The part that the critic is praising is the slow movement, which is supposedly the second movement. On the website there is just two minutes of the beginning of the concerto, which is the first movement. Hence, a real judgement can't really be made.


----------



## vlncto (Nov 26, 2012)

Norma Skock said:


> The part that the critic is praising is the slow movement, which is supposedly the second movement. On the website there is just two minutes of the beginning of the concerto, which is the first movement. Hence, a real judgement can't really be made.


Hmm, you can check the score to make a judgement.


----------



## vlncto (Nov 26, 2012)

Bulldog said:


> Any thoughts on why the work has never been recorded? The computer realization sounded quite good.

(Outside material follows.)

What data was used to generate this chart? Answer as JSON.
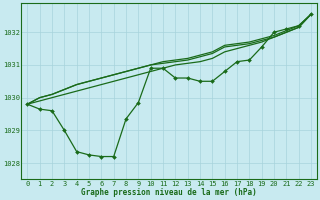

I assume that it is one of the works that just fell into oblivion in the troubles through and after World War II in Germany. There are several violin concertos of that fate. And from what I read Seeboth had no more special part in the Nazi regime than being a citizen of the country, so he was not banned from performance or something like that.


----------



## Pugg (Aug 8, 2014)

I like the way you keep doing this, your post is also high in the search list from Google, even more reading!


----------



## Norma Skock (Mar 18, 2017)

vlncto said:


> Hmm, you can check the score to make a judgement.


You have to hear a work to judge its quality. Maybe you are like Mozart and can hear a large orchestral work in your head just looking at the score, but I guarantee most people here are not.


----------



## vlncto (Nov 26, 2012)

Thanks a lot for your continous support!


----------